Gilbert Rozon portant un masque dans un corridor du palais de justice de Montréal.

Gilbert Rozon, au palais de Justice de Montréal, le mardi 15 décembre 2020.

Photo : Radio-Canada / Ivanoh Demers

La Presse canadienne

Le fondateur de Juste pour rire, Gilbert Rozon, sera bientôt fixé sur son sort : le tribunal rendra mardi après-midi sa décision dans ce procès pour viol et attentat à la pudeur.

Le procès s'est déroulé en octobre et les plaidoiries des avocats ont été présentées à la juge Mélanie Hébert de la Cour du Québec en novembre, au palais de justice de Montréal.

Il revient à la Couronne de prouver, hors de tout doute raisonnable, que Gilbert Rozon, maintenant âgé de 66 ans, est coupable des gestes reprochés, qui auraient été posés il y a environ 40 ans.

La plaignante a accepté la levée de l'interdit de publication sur son identité. Il s'agit d'Annick Charette, qui a aujourd'hui 60 ans.

Le procès a soulevé toutes sortes d'enjeux : la notion du consentement, la présentation de versions contradictoires par l'accusé et la plaignante, leur crédibilité en tant que témoins et le passage du temps qui a compliqué le tout.

À l'origine de cette affaire se trouve un rendez-vous galant en 1980 entre Gilbert Rozon, alors âgé de 25 ans, et une jeune femme de 20 ans. Ils s'entendent sur un point : ils ont passé un moment ensemble dans une discothèque des Laurentides. Mais après, les versions divergent.

Agression ou romantisme

La femme, qui a témoigné avec aplomb, a raconté à la juge Hébert qu'après la discothèque, Gilbert Rozon devait la reconduire chez elle, mais s'est arrêté en chemin à la maison de sa secrétaire pour aller chercher des documents. À l'intérieur, la femme a raconté qu'il s'est jeté sur elle pour l'embrasser, lui mettant la main au décolleté, puis tentant de lui retirer ses petites culottes. Elle s'est débattue et l'a repoussé pour qu'il cesse, a-t-elle témoigné.

Gilbert Rozon a plutôt relaté une fin de soirée romantique, lors de laquelle ils se sont embrassés devant le feu de foyer.

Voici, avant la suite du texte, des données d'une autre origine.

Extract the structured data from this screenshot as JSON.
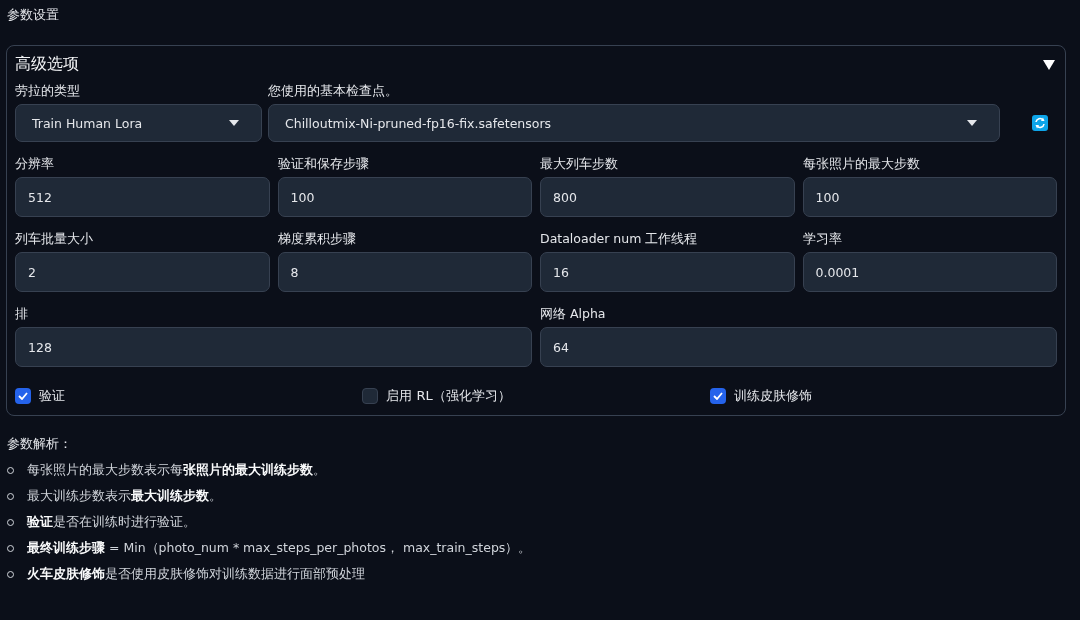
{
  "page_title": "参数设置",
  "panel": {
    "title": "高级选项",
    "expanded": true,
    "dropdowns": [
      {
        "label": "劳拉的类型",
        "value": "Train Human Lora"
      },
      {
        "label": "您使用的基本检查点。",
        "value": "Chilloutmix-Ni-pruned-fp16-fix.safetensors"
      }
    ],
    "field_rows": [
      [
        {
          "label": "分辨率",
          "value": "512"
        },
        {
          "label": "验证和保存步骤",
          "value": "100"
        },
        {
          "label": "最大列车步数",
          "value": "800"
        },
        {
          "label": "每张照片的最大步数",
          "value": "100"
        }
      ],
      [
        {
          "label": "列车批量大小",
          "value": "2"
        },
        {
          "label": "梯度累积步骤",
          "value": "8"
        },
        {
          "label": "Dataloader num 工作线程",
          "value": "16"
        },
        {
          "label": "学习率",
          "value": "0.0001"
        }
      ],
      [
        {
          "label": "排",
          "value": "128"
        },
        {
          "label": "网络 Alpha",
          "value": "64"
        }
      ]
    ],
    "checkboxes": [
      {
        "label": "验证",
        "checked": true
      },
      {
        "label": "启用 RL（强化学习）",
        "checked": false
      },
      {
        "label": "训练皮肤修饰",
        "checked": true
      }
    ]
  },
  "notes": {
    "title": "参数解析：",
    "items": [
      "每张照片的最大步数表示每**张照片的最大训练步数**。",
      "最大训练步数表示**最大训练步数**。",
      "**验证**是否在训练时进行验证。",
      "**最终训练步骤** = Min（photo_num * max_steps_per_photos， max_train_steps）。",
      "**火车皮肤修饰**是否使用皮肤修饰对训练数据进行面部预处理"
    ]
  }
}
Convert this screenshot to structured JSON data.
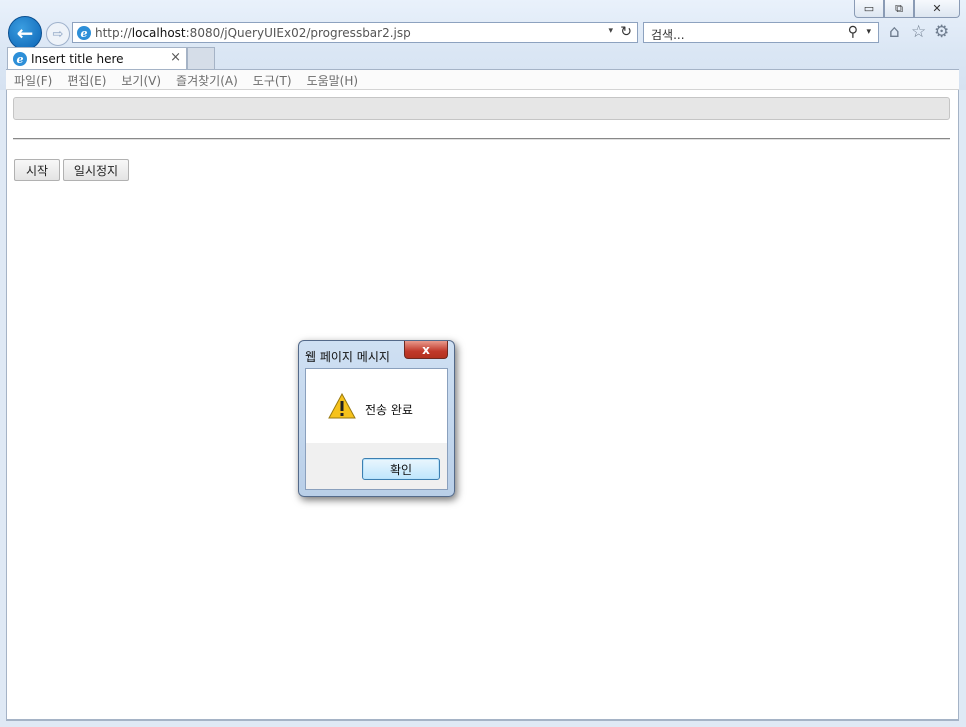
{
  "window": {
    "min_glyph": "▭",
    "max_glyph": "⧉",
    "close_glyph": "✕"
  },
  "nav": {
    "back_glyph": "←",
    "forward_glyph": "⇨"
  },
  "address": {
    "prefix": "http://",
    "host": "localhost",
    "rest": ":8080/jQueryUIEx02/progressbar2.jsp",
    "dropdown_glyph": "▾",
    "refresh_glyph": "↻"
  },
  "search": {
    "placeholder": "검색...",
    "search_glyph": "⚲",
    "dropdown_glyph": "▾"
  },
  "toolbar": {
    "home_glyph": "⌂",
    "favorites_glyph": "☆",
    "tools_glyph": "⚙"
  },
  "tab": {
    "title": "Insert title here",
    "close_glyph": "×",
    "favicon_glyph": "e"
  },
  "menu": [
    "파일(F)",
    "편집(E)",
    "보기(V)",
    "즐겨찾기(A)",
    "도구(T)",
    "도움말(H)"
  ],
  "page": {
    "progress_value": 0,
    "buttons": {
      "start": "시작",
      "pause": "일시정지"
    }
  },
  "dialog": {
    "title": "웹 페이지 메시지",
    "close_glyph": "x",
    "message": "전송 완료",
    "ok_label": "확인"
  }
}
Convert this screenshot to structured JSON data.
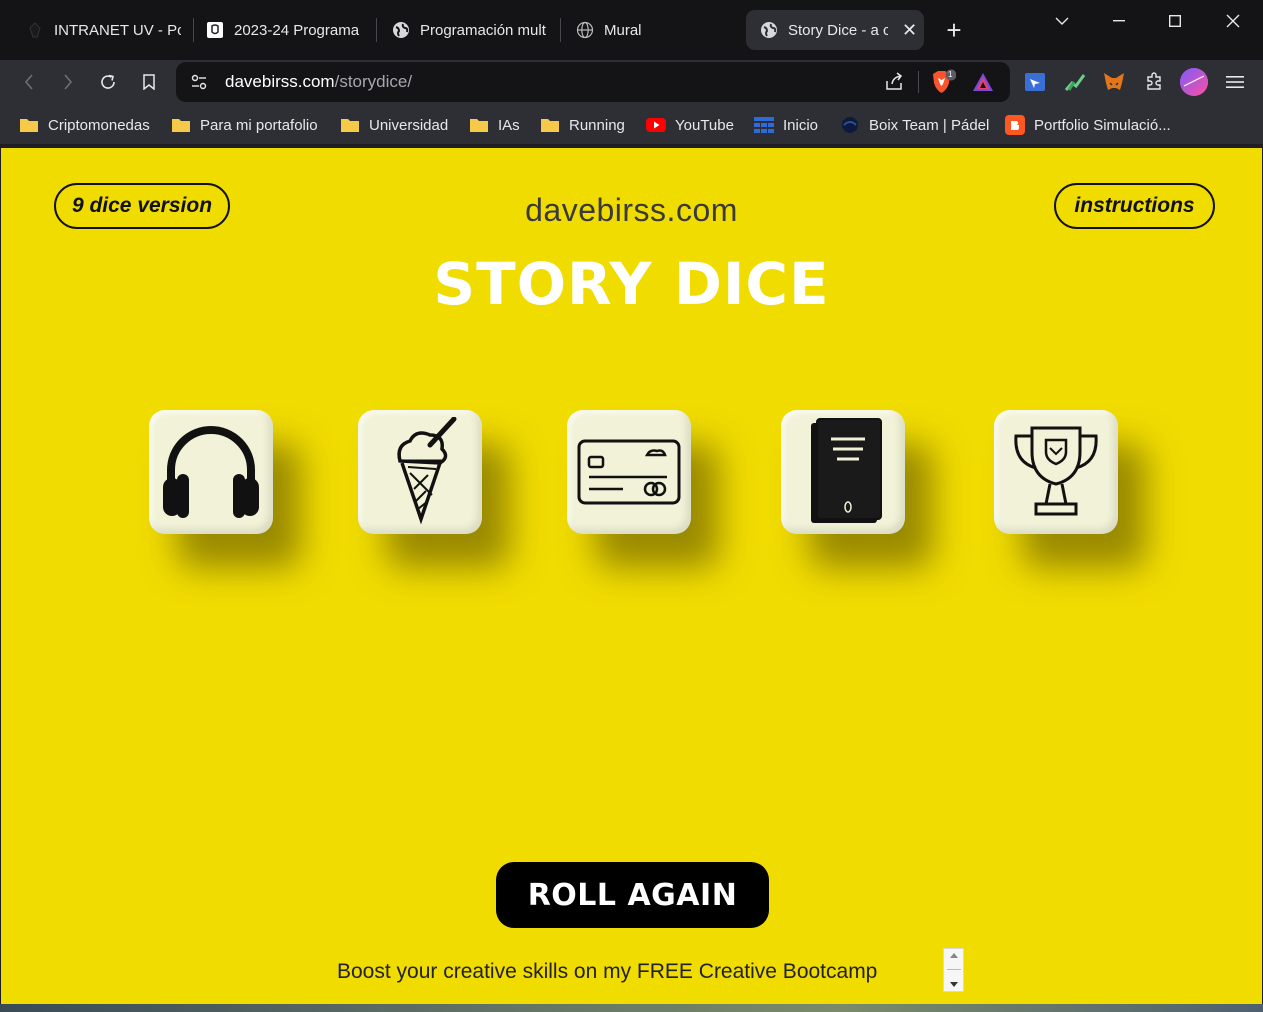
{
  "browser": {
    "tabs": [
      {
        "title": "INTRANET UV - Por",
        "active": false
      },
      {
        "title": "2023-24 Programa",
        "active": false
      },
      {
        "title": "Programación mult",
        "active": false
      },
      {
        "title": "Mural",
        "active": false
      },
      {
        "title": "Story Dice - a c",
        "active": true
      }
    ],
    "new_tab_symbol": "+",
    "url": {
      "host": "davebirss.com",
      "path": "/storydice/"
    },
    "brave_shield_count": "1",
    "bookmarks": [
      {
        "label": "Criptomonedas",
        "icon": "folder-icon"
      },
      {
        "label": "Para mi portafolio",
        "icon": "folder-icon"
      },
      {
        "label": "Universidad",
        "icon": "folder-icon"
      },
      {
        "label": "IAs",
        "icon": "folder-icon"
      },
      {
        "label": "Running",
        "icon": "folder-icon"
      },
      {
        "label": "YouTube",
        "icon": "youtube-icon"
      },
      {
        "label": "Inicio",
        "icon": "grid-icon"
      },
      {
        "label": "Boix Team | Pádel",
        "icon": "circle-icon"
      },
      {
        "label": "Portfolio Simulació...",
        "icon": "blogger-icon"
      }
    ]
  },
  "page": {
    "left_button": "9 dice version",
    "right_button": "instructions",
    "site_name": "davebirss.com",
    "title": "STORY DICE",
    "dice": [
      "headphones-icon",
      "ice-cream-icon",
      "credit-card-icon",
      "book-icon",
      "trophy-icon"
    ],
    "roll_button": "ROLL AGAIN",
    "promo_text": "Boost your creative skills on my FREE Creative Bootcamp",
    "colors": {
      "background": "#f1dc00",
      "die_face": "#f1f2d7",
      "button": "#000000",
      "title": "#ffffff"
    }
  }
}
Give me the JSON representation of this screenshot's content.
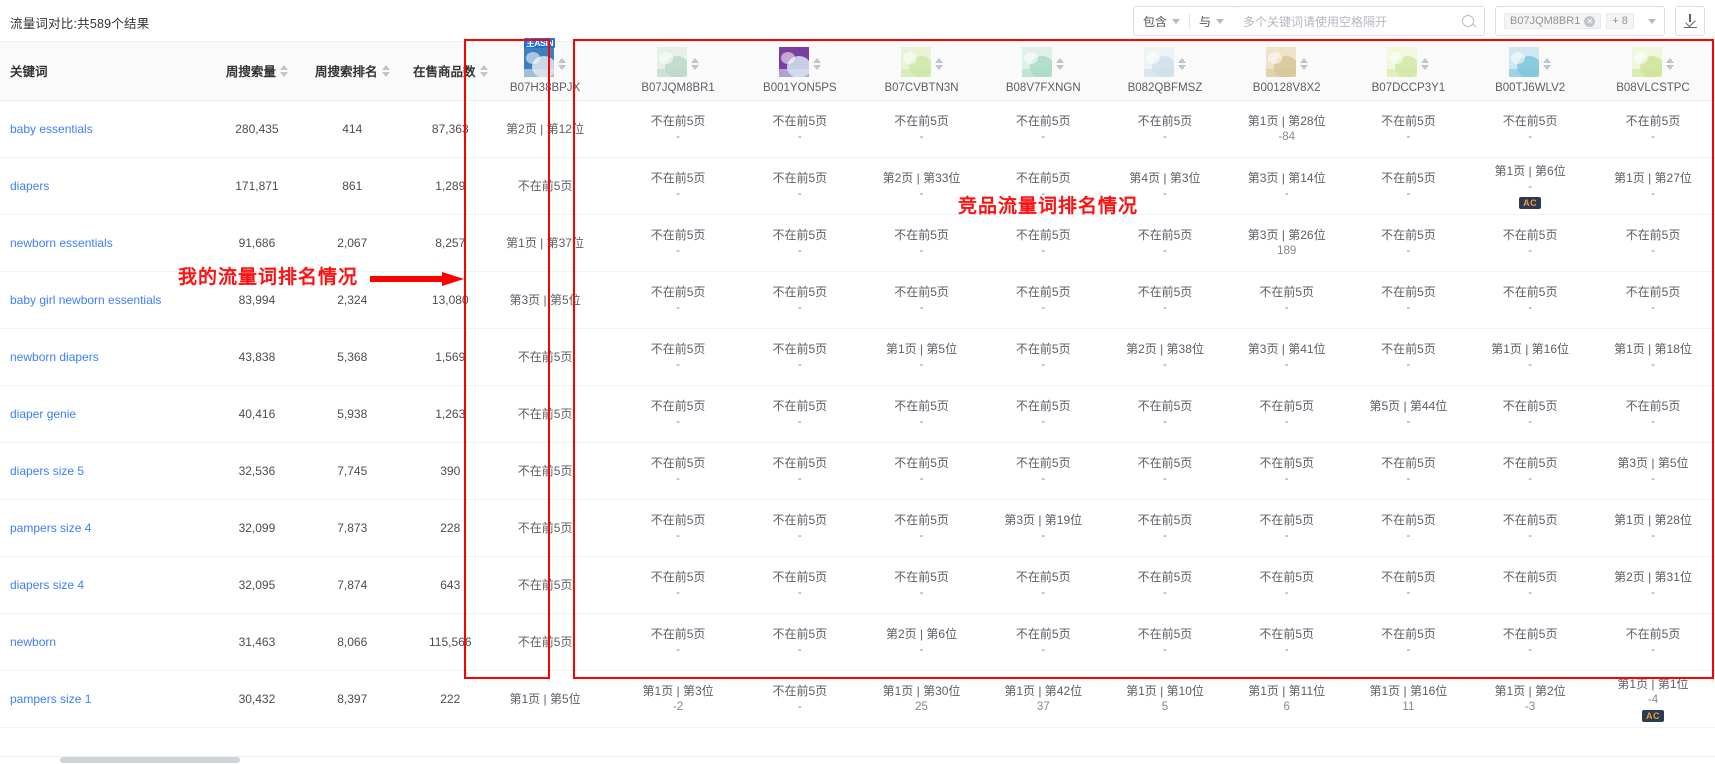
{
  "header": {
    "title": "流量词对比:共589个结果",
    "filters": {
      "match_mode": "包含",
      "logic_mode": "与",
      "search_placeholder": "多个关键词请使用空格隔开",
      "search_value": "",
      "selected_asin": "B07JQM8BR1",
      "more_count": "+ 8",
      "download_label": "导出"
    },
    "icons": {
      "search": "search-icon",
      "download": "download-icon",
      "chevron": "chevron-down-icon"
    }
  },
  "annotations": {
    "mine_label": "我的流量词排名情况",
    "competitor_label": "竞品流量词排名情况",
    "accent_red": "#ff0000"
  },
  "table": {
    "columns": [
      {
        "key": "keyword",
        "label": "关键词",
        "sortable": false
      },
      {
        "key": "weekly_search_volume",
        "label": "周搜索量",
        "sortable": true
      },
      {
        "key": "weekly_search_rank",
        "label": "周搜索排名",
        "sortable": true
      },
      {
        "key": "products_on_sale",
        "label": "在售商品数",
        "sortable": true
      }
    ],
    "main_asin": {
      "asin": "B07H38BPJX",
      "badge": "主ASIN",
      "thumb_colors": [
        "#3f7fbf",
        "#dfe8ef"
      ]
    },
    "competitor_asins": [
      {
        "asin": "B07JQM8BR1",
        "thumb_colors": [
          "#e7efe9",
          "#bcd9c8"
        ]
      },
      {
        "asin": "B001YON5PS",
        "thumb_colors": [
          "#7c3fa0",
          "#d6e6f2"
        ]
      },
      {
        "asin": "B07CVBTN3N",
        "thumb_colors": [
          "#e9f3d8",
          "#cfe8a8"
        ]
      },
      {
        "asin": "B08V7FXNGN",
        "thumb_colors": [
          "#dff0e8",
          "#a9dcc5"
        ]
      },
      {
        "asin": "B082QBFMSZ",
        "thumb_colors": [
          "#eef3f6",
          "#cfe0ea"
        ]
      },
      {
        "asin": "B00128V8X2",
        "thumb_colors": [
          "#efe3c8",
          "#d8c79a"
        ]
      },
      {
        "asin": "B07DCCP3Y1",
        "thumb_colors": [
          "#f2f7dd",
          "#d4e9a6"
        ]
      },
      {
        "asin": "B00TJ6WLV2",
        "thumb_colors": [
          "#cfe7ef",
          "#7fc6dc"
        ]
      },
      {
        "asin": "B08VLCSTPC",
        "thumb_colors": [
          "#f0f7de",
          "#cbe59a"
        ]
      }
    ],
    "not_in_top5": "不在前5页",
    "dash": "-",
    "ac_label": "AC",
    "rows": [
      {
        "keyword": "baby essentials",
        "weekly_search_volume": "280,435",
        "weekly_search_rank": "414",
        "products_on_sale": "87,363",
        "main": {
          "rank": "第2页 | 第12位"
        },
        "cells": [
          {
            "rank": "不在前5页",
            "sub": "-"
          },
          {
            "rank": "不在前5页",
            "sub": "-"
          },
          {
            "rank": "不在前5页",
            "sub": "-"
          },
          {
            "rank": "不在前5页",
            "sub": "-"
          },
          {
            "rank": "不在前5页",
            "sub": "-"
          },
          {
            "rank": "第1页 | 第28位",
            "sub": "-84"
          },
          {
            "rank": "不在前5页",
            "sub": "-"
          },
          {
            "rank": "不在前5页",
            "sub": "-"
          },
          {
            "rank": "不在前5页",
            "sub": "-"
          }
        ]
      },
      {
        "keyword": "diapers",
        "weekly_search_volume": "171,871",
        "weekly_search_rank": "861",
        "products_on_sale": "1,289",
        "main": {
          "rank": "不在前5页"
        },
        "cells": [
          {
            "rank": "不在前5页",
            "sub": "-"
          },
          {
            "rank": "不在前5页",
            "sub": "-"
          },
          {
            "rank": "第2页 | 第33位",
            "sub": "-"
          },
          {
            "rank": "不在前5页",
            "sub": "-"
          },
          {
            "rank": "第4页 | 第3位",
            "sub": "-"
          },
          {
            "rank": "第3页 | 第14位",
            "sub": "-"
          },
          {
            "rank": "不在前5页",
            "sub": "-"
          },
          {
            "rank": "第1页 | 第6位",
            "sub": "-",
            "ac": true
          },
          {
            "rank": "第1页 | 第27位",
            "sub": "-"
          }
        ]
      },
      {
        "keyword": "newborn essentials",
        "weekly_search_volume": "91,686",
        "weekly_search_rank": "2,067",
        "products_on_sale": "8,257",
        "main": {
          "rank": "第1页 | 第37位"
        },
        "cells": [
          {
            "rank": "不在前5页",
            "sub": "-"
          },
          {
            "rank": "不在前5页",
            "sub": "-"
          },
          {
            "rank": "不在前5页",
            "sub": "-"
          },
          {
            "rank": "不在前5页",
            "sub": "-"
          },
          {
            "rank": "不在前5页",
            "sub": "-"
          },
          {
            "rank": "第3页 | 第26位",
            "sub": "189"
          },
          {
            "rank": "不在前5页",
            "sub": "-"
          },
          {
            "rank": "不在前5页",
            "sub": "-"
          },
          {
            "rank": "不在前5页",
            "sub": "-"
          }
        ]
      },
      {
        "keyword": "baby girl newborn essentials",
        "weekly_search_volume": "83,994",
        "weekly_search_rank": "2,324",
        "products_on_sale": "13,080",
        "main": {
          "rank": "第3页 | 第5位"
        },
        "cells": [
          {
            "rank": "不在前5页",
            "sub": "-"
          },
          {
            "rank": "不在前5页",
            "sub": "-"
          },
          {
            "rank": "不在前5页",
            "sub": "-"
          },
          {
            "rank": "不在前5页",
            "sub": "-"
          },
          {
            "rank": "不在前5页",
            "sub": "-"
          },
          {
            "rank": "不在前5页",
            "sub": "-"
          },
          {
            "rank": "不在前5页",
            "sub": "-"
          },
          {
            "rank": "不在前5页",
            "sub": "-"
          },
          {
            "rank": "不在前5页",
            "sub": "-"
          }
        ]
      },
      {
        "keyword": "newborn diapers",
        "weekly_search_volume": "43,838",
        "weekly_search_rank": "5,368",
        "products_on_sale": "1,569",
        "main": {
          "rank": "不在前5页"
        },
        "cells": [
          {
            "rank": "不在前5页",
            "sub": "-"
          },
          {
            "rank": "不在前5页",
            "sub": "-"
          },
          {
            "rank": "第1页 | 第5位",
            "sub": "-"
          },
          {
            "rank": "不在前5页",
            "sub": "-"
          },
          {
            "rank": "第2页 | 第38位",
            "sub": "-"
          },
          {
            "rank": "第3页 | 第41位",
            "sub": "-"
          },
          {
            "rank": "不在前5页",
            "sub": "-"
          },
          {
            "rank": "第1页 | 第16位",
            "sub": "-"
          },
          {
            "rank": "第1页 | 第18位",
            "sub": "-"
          }
        ]
      },
      {
        "keyword": "diaper genie",
        "weekly_search_volume": "40,416",
        "weekly_search_rank": "5,938",
        "products_on_sale": "1,263",
        "main": {
          "rank": "不在前5页"
        },
        "cells": [
          {
            "rank": "不在前5页",
            "sub": "-"
          },
          {
            "rank": "不在前5页",
            "sub": "-"
          },
          {
            "rank": "不在前5页",
            "sub": "-"
          },
          {
            "rank": "不在前5页",
            "sub": "-"
          },
          {
            "rank": "不在前5页",
            "sub": "-"
          },
          {
            "rank": "不在前5页",
            "sub": "-"
          },
          {
            "rank": "第5页 | 第44位",
            "sub": "-"
          },
          {
            "rank": "不在前5页",
            "sub": "-"
          },
          {
            "rank": "不在前5页",
            "sub": "-"
          }
        ]
      },
      {
        "keyword": "diapers size 5",
        "weekly_search_volume": "32,536",
        "weekly_search_rank": "7,745",
        "products_on_sale": "390",
        "main": {
          "rank": "不在前5页"
        },
        "cells": [
          {
            "rank": "不在前5页",
            "sub": "-"
          },
          {
            "rank": "不在前5页",
            "sub": "-"
          },
          {
            "rank": "不在前5页",
            "sub": "-"
          },
          {
            "rank": "不在前5页",
            "sub": "-"
          },
          {
            "rank": "不在前5页",
            "sub": "-"
          },
          {
            "rank": "不在前5页",
            "sub": "-"
          },
          {
            "rank": "不在前5页",
            "sub": "-"
          },
          {
            "rank": "不在前5页",
            "sub": "-"
          },
          {
            "rank": "第3页 | 第5位",
            "sub": "-"
          }
        ]
      },
      {
        "keyword": "pampers size 4",
        "weekly_search_volume": "32,099",
        "weekly_search_rank": "7,873",
        "products_on_sale": "228",
        "main": {
          "rank": "不在前5页"
        },
        "cells": [
          {
            "rank": "不在前5页",
            "sub": "-"
          },
          {
            "rank": "不在前5页",
            "sub": "-"
          },
          {
            "rank": "不在前5页",
            "sub": "-"
          },
          {
            "rank": "第3页 | 第19位",
            "sub": "-"
          },
          {
            "rank": "不在前5页",
            "sub": "-"
          },
          {
            "rank": "不在前5页",
            "sub": "-"
          },
          {
            "rank": "不在前5页",
            "sub": "-"
          },
          {
            "rank": "不在前5页",
            "sub": "-"
          },
          {
            "rank": "第1页 | 第28位",
            "sub": "-"
          }
        ]
      },
      {
        "keyword": "diapers size 4",
        "weekly_search_volume": "32,095",
        "weekly_search_rank": "7,874",
        "products_on_sale": "643",
        "main": {
          "rank": "不在前5页"
        },
        "cells": [
          {
            "rank": "不在前5页",
            "sub": "-"
          },
          {
            "rank": "不在前5页",
            "sub": "-"
          },
          {
            "rank": "不在前5页",
            "sub": "-"
          },
          {
            "rank": "不在前5页",
            "sub": "-"
          },
          {
            "rank": "不在前5页",
            "sub": "-"
          },
          {
            "rank": "不在前5页",
            "sub": "-"
          },
          {
            "rank": "不在前5页",
            "sub": "-"
          },
          {
            "rank": "不在前5页",
            "sub": "-"
          },
          {
            "rank": "第2页 | 第31位",
            "sub": "-"
          }
        ]
      },
      {
        "keyword": "newborn",
        "weekly_search_volume": "31,463",
        "weekly_search_rank": "8,066",
        "products_on_sale": "115,566",
        "main": {
          "rank": "不在前5页"
        },
        "cells": [
          {
            "rank": "不在前5页",
            "sub": "-"
          },
          {
            "rank": "不在前5页",
            "sub": "-"
          },
          {
            "rank": "第2页 | 第6位",
            "sub": "-"
          },
          {
            "rank": "不在前5页",
            "sub": "-"
          },
          {
            "rank": "不在前5页",
            "sub": "-"
          },
          {
            "rank": "不在前5页",
            "sub": "-"
          },
          {
            "rank": "不在前5页",
            "sub": "-"
          },
          {
            "rank": "不在前5页",
            "sub": "-"
          },
          {
            "rank": "不在前5页",
            "sub": "-"
          }
        ]
      },
      {
        "keyword": "pampers size 1",
        "weekly_search_volume": "30,432",
        "weekly_search_rank": "8,397",
        "products_on_sale": "222",
        "main": {
          "rank": "第1页 | 第5位"
        },
        "cells": [
          {
            "rank": "第1页 | 第3位",
            "sub": "-2"
          },
          {
            "rank": "不在前5页",
            "sub": "-"
          },
          {
            "rank": "第1页 | 第30位",
            "sub": "25"
          },
          {
            "rank": "第1页 | 第42位",
            "sub": "37"
          },
          {
            "rank": "第1页 | 第10位",
            "sub": "5"
          },
          {
            "rank": "第1页 | 第11位",
            "sub": "6"
          },
          {
            "rank": "第1页 | 第16位",
            "sub": "11"
          },
          {
            "rank": "第1页 | 第2位",
            "sub": "-3"
          },
          {
            "rank": "第1页 | 第1位",
            "sub": "-4",
            "ac": true
          }
        ]
      }
    ]
  }
}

Mais lorsqu'il a tenté de mettre la main sous sa jupe, elle se serait raidie et il aurait arrêté net, dépité. Ils ont dormi dans des chambres différentes.

Le lendemain matin, les versions sont tout aussi opposées : la plaignante a relaté s'être réveillée au petit matin parce que Gilbert Rozon était sur elle, déterminé à avoir une relation sexuelle. Elle n'y a jamais consenti, a-t-elle rapporté dans la salle de Cour.

L'accusé a dit s'être réveillé alors que la plaignante était à califourchon sur lui, en train de se faire l'amour.